A new paradigm of distributed AI training by Google DeepMind. Virtual talk
Plus: Can AI solve Sophie's Choice? A video lecture on AI alignment
Hello, fellow human! Sophia here, sharing the virtual talks and video lectures I’ve prepared for you.
Table of Contents:
Virtual talk: A new way to solve distributed training problems by Google DeepMind.
Video lecture: Can AI solve Sophie's Choice? AI alignment with pluralistic human values.
We are planning to organize our talks in an offline format and we need your input to make these events as useful as possible for you. Please take a minute to fill out this survey (just 4 questions) – we would greatly appreciate it.
On June 13th, we are hosting a virtual talk with Arthur Douillard, Senior Research Scientist at Google DeepMind, who will discuss Distributed Paths Composition (DiPaCo). It’s a prototype of a scalable, modular ML paradigm (an architecture and training algorithm).
The high-level idea is to distribute computation by path—a 'path' refers to a sequence of modules that define an input-output function. Paths are small relative to the entire model and require only a handful of tightly connected devices to train or evaluate.
During both training and deployment, a query is routed to a replica of a path rather than a replica of the whole model. In other words, the DiPaCo architecture is sparsely activated.
Register for the talk to learn the technical details of DiPaCo.
Can AI solve Sophie's Choice?
Our recent guest, Taylor Sorensen from the University of Washington, shared his team's recent research work on AI alignment with pluralistic human values. Together we discussed the challenges of aligning AI with diverse human values and ethical situations like the trolley problem or Sophie’s Choice.
First, he presented a ValuePrism dataset with over 200,000 values corresponding to over 30,000 human-written situations (for example, lying to a friend to protect their feelings or going 50 mph over the speed limit to get my wife to a hospital).
Those situations were used to prompt GPT-4 to generate values, rights, and duties. Then humans evaluated the model's generations to ensure they are of high quality and establish missing values.
Then, the research group conducted a study to establish whose values are represented.
Over 600 people with diverse backgrounds (age, socio-economic groups, sexual preference, etc.) participated in the study to answer two questions:
Do you agree with the suggested values, rights, and duties?
Is your perspective missing?
The participants were from the US. I assume the Western culture bias was present in their answers.

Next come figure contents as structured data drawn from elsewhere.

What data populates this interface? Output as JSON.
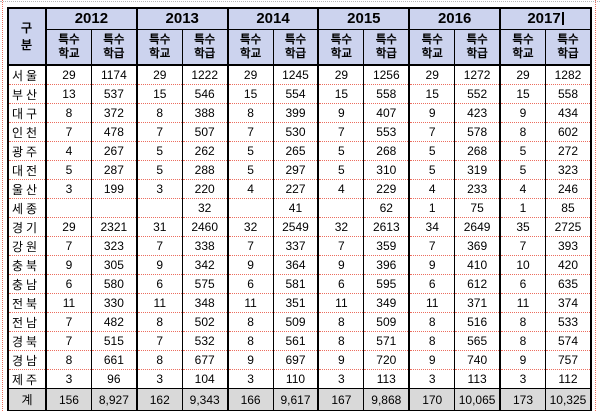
{
  "table": {
    "corner_label": "구분",
    "years": [
      "2012",
      "2013",
      "2014",
      "2015",
      "2016",
      "2017"
    ],
    "col_school": "특수학교",
    "col_class": "특수학급",
    "rows": [
      {
        "region": "서울",
        "values": [
          "29",
          "1174",
          "29",
          "1222",
          "29",
          "1245",
          "29",
          "1256",
          "29",
          "1272",
          "29",
          "1282"
        ]
      },
      {
        "region": "부산",
        "values": [
          "13",
          "537",
          "15",
          "546",
          "15",
          "554",
          "15",
          "558",
          "15",
          "552",
          "15",
          "558"
        ]
      },
      {
        "region": "대구",
        "values": [
          "8",
          "372",
          "8",
          "388",
          "8",
          "399",
          "9",
          "407",
          "9",
          "423",
          "9",
          "434"
        ]
      },
      {
        "region": "인천",
        "values": [
          "7",
          "478",
          "7",
          "507",
          "7",
          "530",
          "7",
          "553",
          "7",
          "578",
          "8",
          "602"
        ]
      },
      {
        "region": "광주",
        "values": [
          "4",
          "267",
          "5",
          "262",
          "5",
          "265",
          "5",
          "268",
          "5",
          "268",
          "5",
          "272"
        ]
      },
      {
        "region": "대전",
        "values": [
          "5",
          "287",
          "5",
          "288",
          "5",
          "297",
          "5",
          "310",
          "5",
          "319",
          "5",
          "323"
        ]
      },
      {
        "region": "울산",
        "values": [
          "3",
          "199",
          "3",
          "220",
          "4",
          "227",
          "4",
          "229",
          "4",
          "233",
          "4",
          "246"
        ]
      },
      {
        "region": "세종",
        "values": [
          "",
          "",
          "",
          "32",
          "",
          "41",
          "",
          "62",
          "1",
          "75",
          "1",
          "85"
        ]
      },
      {
        "region": "경기",
        "values": [
          "29",
          "2321",
          "31",
          "2460",
          "32",
          "2549",
          "32",
          "2613",
          "34",
          "2649",
          "35",
          "2725"
        ]
      },
      {
        "region": "강원",
        "values": [
          "7",
          "323",
          "7",
          "338",
          "7",
          "337",
          "7",
          "359",
          "7",
          "369",
          "7",
          "393"
        ]
      },
      {
        "region": "충북",
        "values": [
          "9",
          "305",
          "9",
          "342",
          "9",
          "364",
          "9",
          "396",
          "9",
          "410",
          "10",
          "420"
        ]
      },
      {
        "region": "충남",
        "values": [
          "6",
          "580",
          "6",
          "575",
          "6",
          "581",
          "6",
          "595",
          "6",
          "612",
          "6",
          "635"
        ]
      },
      {
        "region": "전북",
        "values": [
          "11",
          "330",
          "11",
          "348",
          "11",
          "351",
          "11",
          "349",
          "11",
          "371",
          "11",
          "374"
        ]
      },
      {
        "region": "전남",
        "values": [
          "7",
          "482",
          "8",
          "502",
          "8",
          "509",
          "8",
          "509",
          "8",
          "516",
          "8",
          "533"
        ]
      },
      {
        "region": "경북",
        "values": [
          "7",
          "515",
          "7",
          "532",
          "8",
          "561",
          "8",
          "571",
          "8",
          "565",
          "8",
          "574"
        ]
      },
      {
        "region": "경남",
        "values": [
          "8",
          "661",
          "8",
          "677",
          "9",
          "697",
          "9",
          "720",
          "9",
          "740",
          "9",
          "757"
        ]
      },
      {
        "region": "제주",
        "values": [
          "3",
          "96",
          "3",
          "104",
          "3",
          "110",
          "3",
          "113",
          "3",
          "113",
          "3",
          "112"
        ]
      },
      {
        "region": "계",
        "total": true,
        "values": [
          "156",
          "8,927",
          "162",
          "9,343",
          "166",
          "9,617",
          "167",
          "9,868",
          "170",
          "10,065",
          "173",
          "10,325"
        ]
      }
    ]
  },
  "cursor": {
    "visible": true,
    "location": "after-year-2017"
  },
  "colors": {
    "header_bg": "#ccd3ee",
    "total_bg": "#d9d9d9",
    "grid_red": "#ec6d5e",
    "grid_black": "#000000"
  }
}
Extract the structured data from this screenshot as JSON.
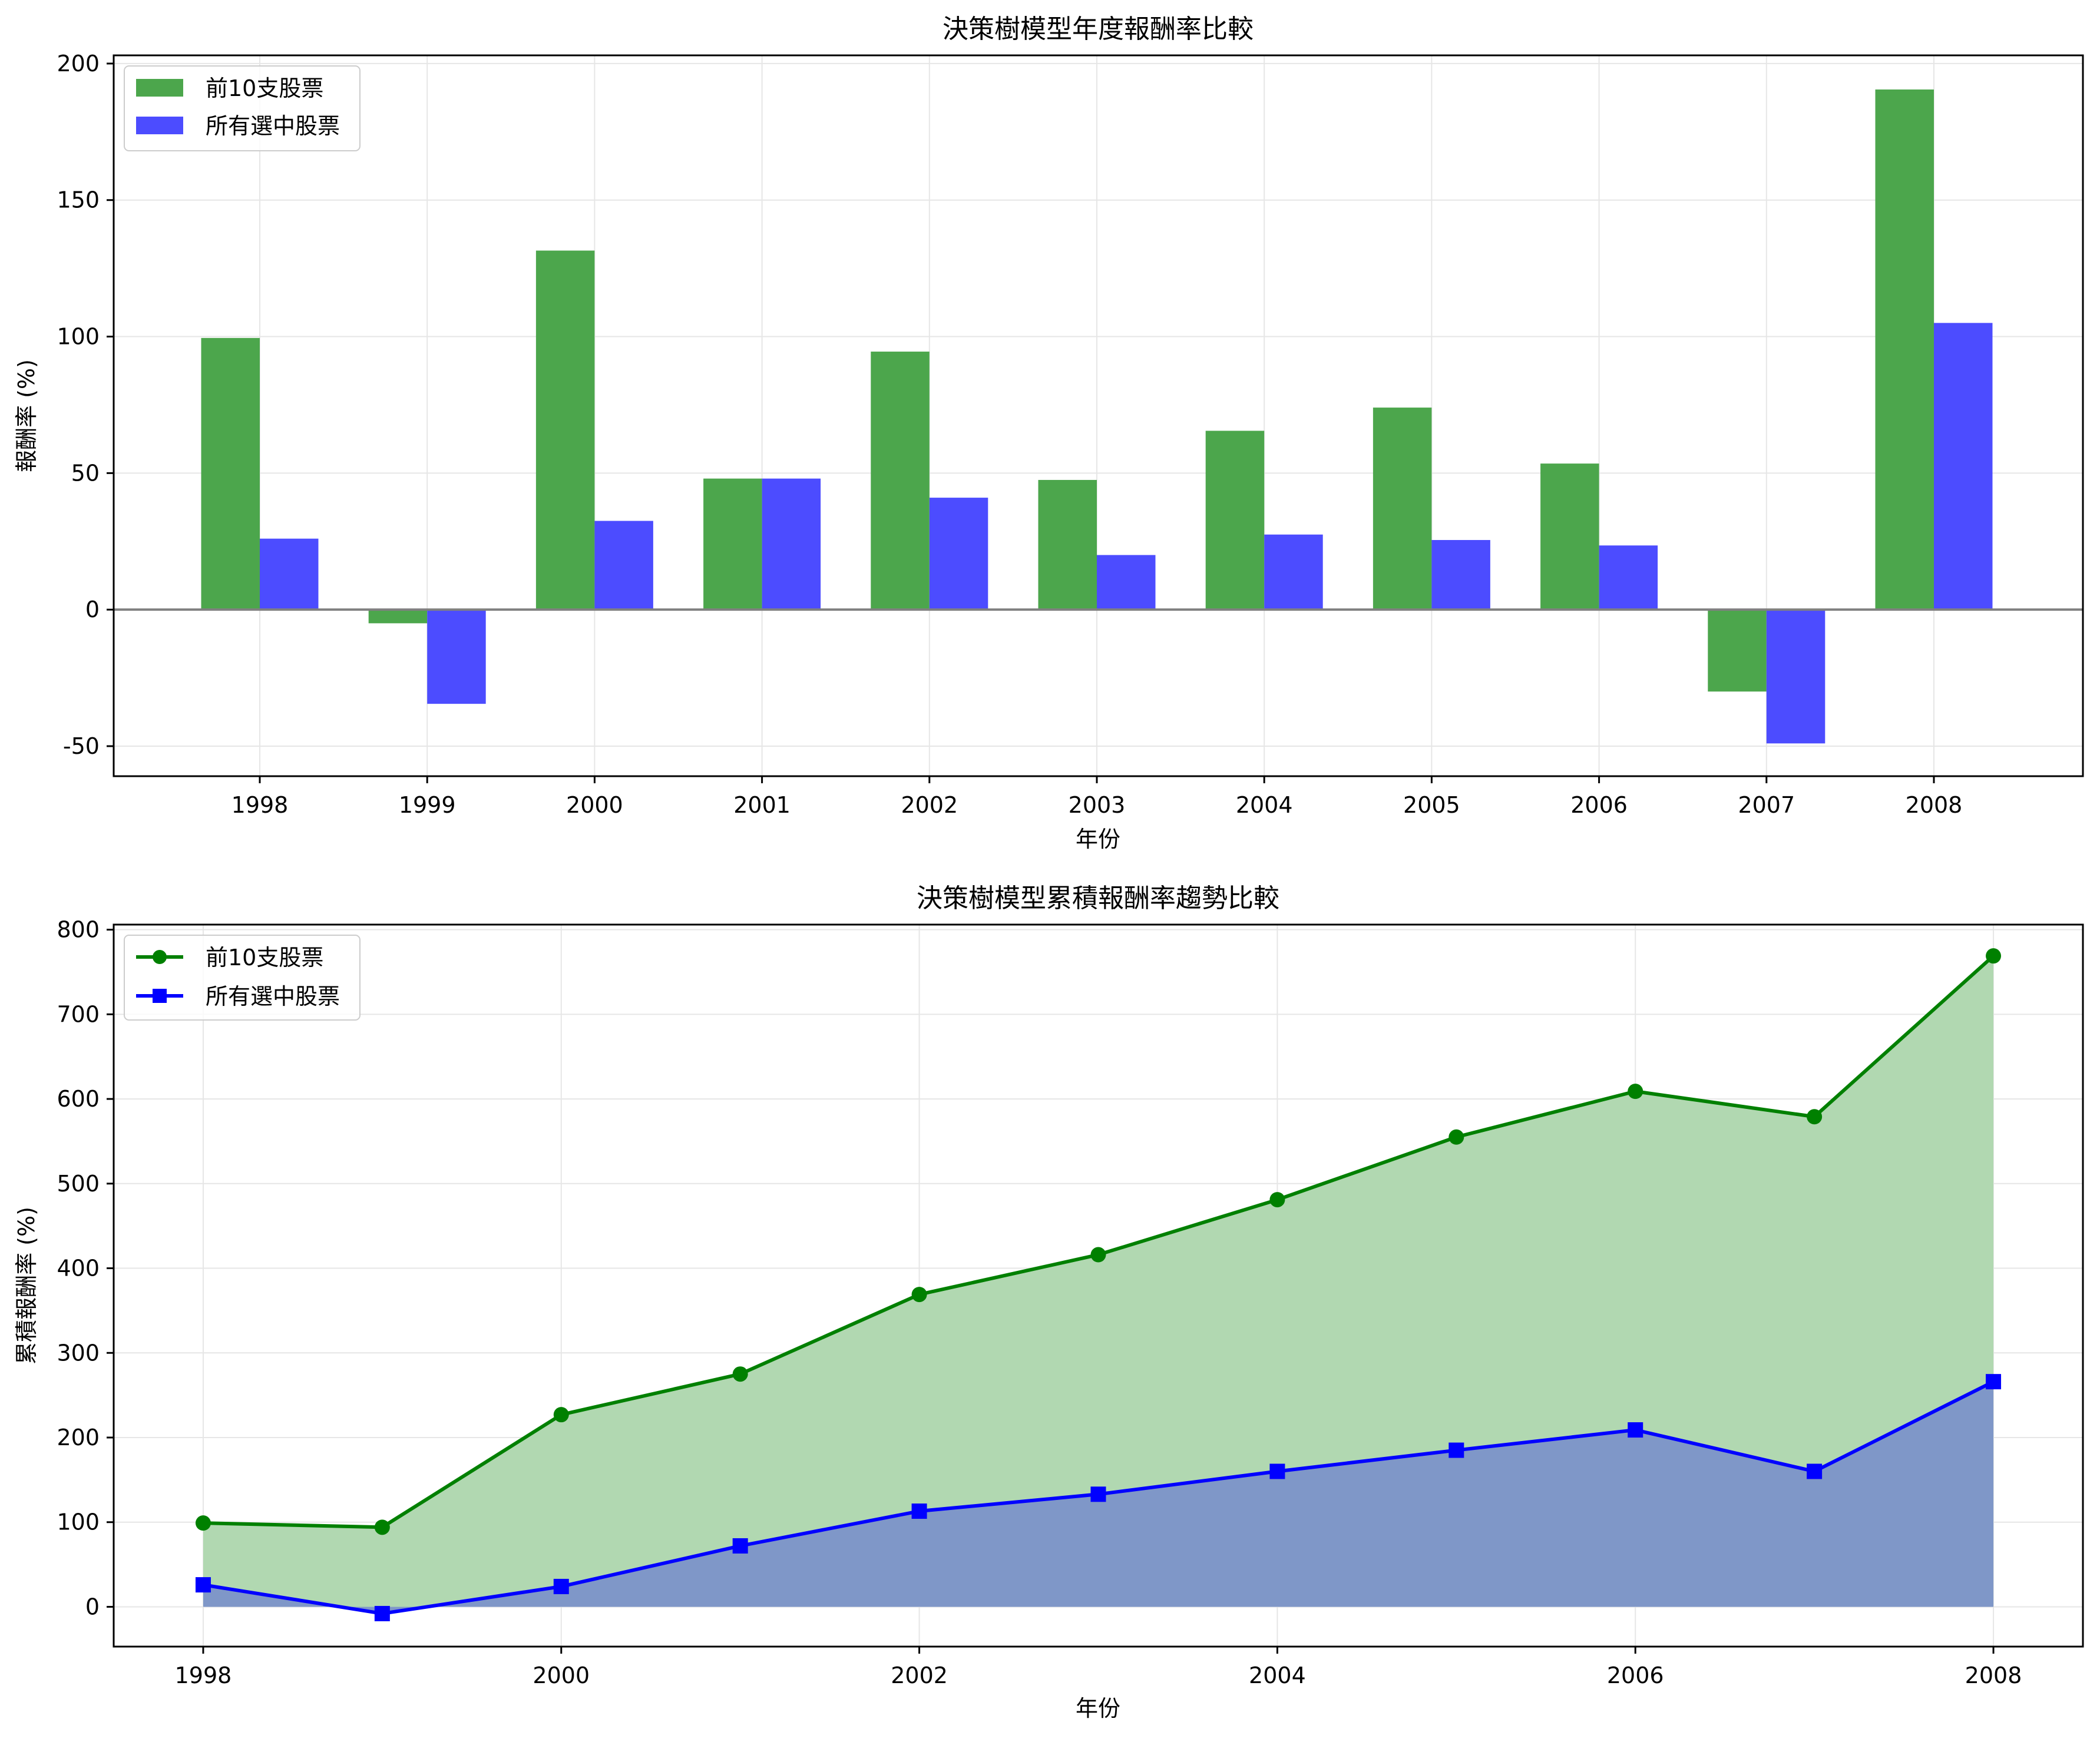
{
  "chart_data": [
    {
      "type": "bar",
      "title": "決策樹模型年度報酬率比較",
      "xlabel": "年份",
      "ylabel": "報酬率 (%)",
      "categories": [
        "1998",
        "1999",
        "2000",
        "2001",
        "2002",
        "2003",
        "2004",
        "2005",
        "2006",
        "2007",
        "2008"
      ],
      "series": [
        {
          "name": "前10支股票",
          "color": "#4ca64c",
          "values": [
            99.5,
            -5,
            131.5,
            48,
            94.5,
            47.5,
            65.5,
            74,
            53.5,
            -30,
            190.5
          ]
        },
        {
          "name": "所有選中股票",
          "color": "#4c4cff",
          "values": [
            26,
            -34.5,
            32.5,
            48,
            41,
            20,
            27.5,
            25.5,
            23.5,
            -49,
            105
          ]
        }
      ],
      "ylim": [
        -61,
        203
      ],
      "yticks": [
        -50,
        0,
        50,
        100,
        150,
        200
      ],
      "grid": true,
      "legend": "upper-left"
    },
    {
      "type": "area",
      "title": "決策樹模型累積報酬率趨勢比較",
      "xlabel": "年份",
      "ylabel": "累積報酬率 (%)",
      "x": [
        1998,
        1999,
        2000,
        2001,
        2002,
        2003,
        2004,
        2005,
        2006,
        2007,
        2008
      ],
      "series": [
        {
          "name": "前10支股票",
          "color": "#008000",
          "fill": "#b1d8b1",
          "marker": "circle",
          "values": [
            99,
            94,
            227,
            275,
            369,
            416,
            481,
            555,
            609,
            579,
            769
          ]
        },
        {
          "name": "所有選中股票",
          "color": "#0000ff",
          "fill": "#7f97c8",
          "marker": "square",
          "values": [
            26,
            -8,
            24,
            72,
            113,
            133,
            160,
            185,
            209,
            160,
            266
          ]
        }
      ],
      "xlim": [
        1997.5,
        2008.5
      ],
      "xticks": [
        1998,
        2000,
        2002,
        2004,
        2006,
        2008
      ],
      "ylim": [
        -47,
        806
      ],
      "yticks": [
        0,
        100,
        200,
        300,
        400,
        500,
        600,
        700,
        800
      ],
      "grid": true,
      "legend": "upper-left"
    }
  ]
}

Probably, that's the reason why most of them agreed on the provided values, and the only significant cases of disagreement were related to political questions.
By using this work, the researchers created the Kaleido System to generate a batch of pluralistic values, rights, and duties.

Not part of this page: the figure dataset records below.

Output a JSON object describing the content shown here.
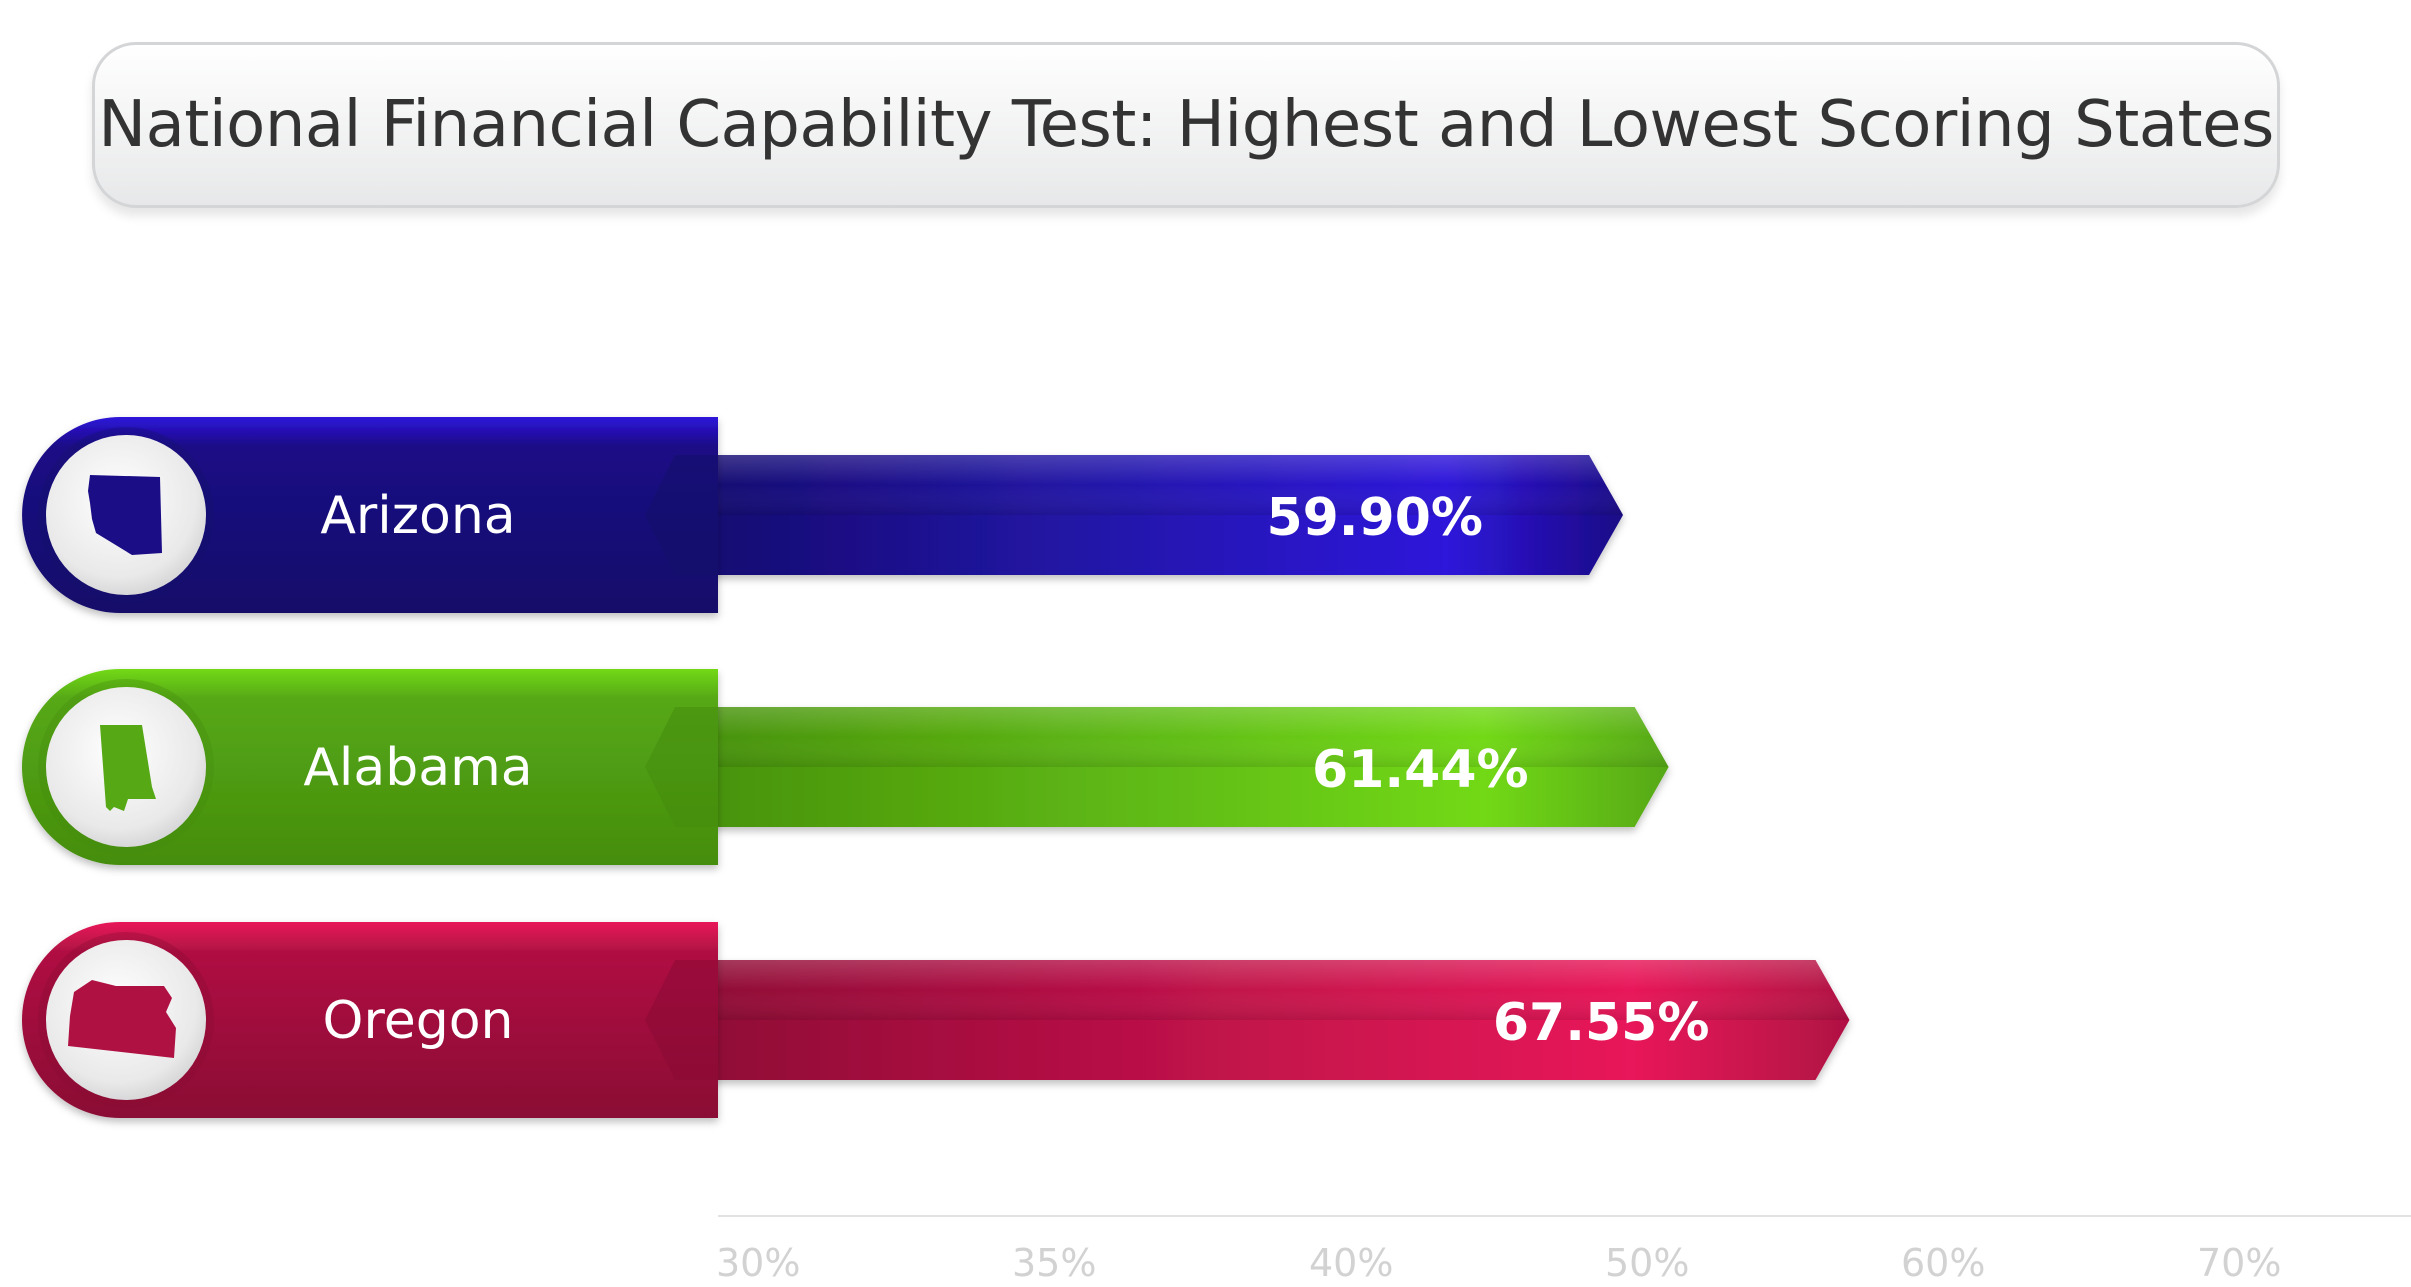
{
  "chart_data": {
    "type": "bar",
    "orientation": "horizontal",
    "title": "National Financial Capability Test: Highest and Lowest Scoring States",
    "categories": [
      "Arizona",
      "Alabama",
      "Oregon"
    ],
    "values": [
      59.9,
      61.44,
      67.55
    ],
    "value_labels": [
      "59.90%",
      "61.44%",
      "67.55%"
    ],
    "x_ticks": [
      "30%",
      "35%",
      "40%",
      "50%",
      "60%",
      "70%"
    ],
    "xlabel": "",
    "ylabel": "",
    "grid": false,
    "legend": "none",
    "colors": {
      "Arizona": {
        "dark": "#141069",
        "mid": "#1b0d86",
        "bright": "#2e14da"
      },
      "Alabama": {
        "dark": "#458d0e",
        "mid": "#56a815",
        "bright": "#72d916"
      },
      "Oregon": {
        "dark": "#8a0b34",
        "mid": "#b01143",
        "bright": "#e8175a"
      }
    },
    "icons": [
      "arizona-state-icon",
      "alabama-state-icon",
      "oregon-state-icon"
    ]
  }
}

This system is basically a roadmap to AI alignment with pluralistic human values – a path to enable customizable AI systems for users from different cultures and backgrounds or in general having AI that is capable of representing human diversity.

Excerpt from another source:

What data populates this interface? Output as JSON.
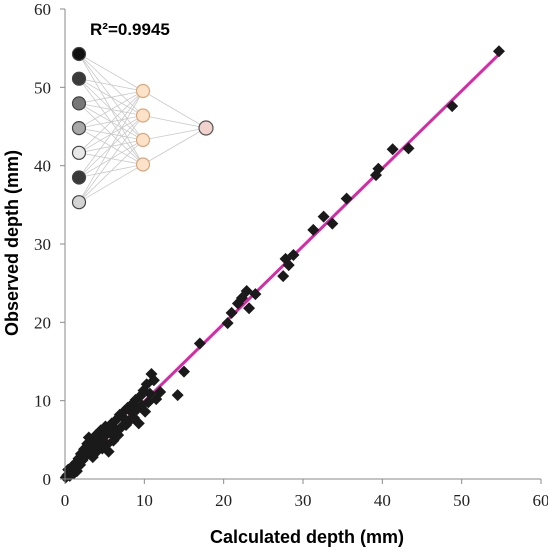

Obviously, it’s impossible to solve the alignment problem in the sense of providing one clear answer. Rather, it’s an opportunity to work together on what behavior we would expect from AI systems in different situations, especially ethically difficult ones.
If we take the famous trolley problem—where one must choose between the life of one person and the lives of five people—it’s a hard philosophical question and humans don’t have one solid answer to that.
Then what should we expect from AI in this case?
Well, there could be several approaches on how to align AI to the so-called trolley problem situations:
Overton Pluralism: Different schools of thought provide different answers to the ethical situation. Broad spectrum of reasonable responses.
Steerable Pluralism: The model can steer to a certain value and can be customizable.
Distributional Pluralism: Population of people we want to fit. An AI system should randomly sample an answer that a human might give, proportional to the population that would give that particular answer.
Basically, we can’t expect AI to give “the right answer” to Sophie’s Choice-like situations or the trolley problem.
It’s more a question of aligning humans on what should be represented and then training AI systems accordingly.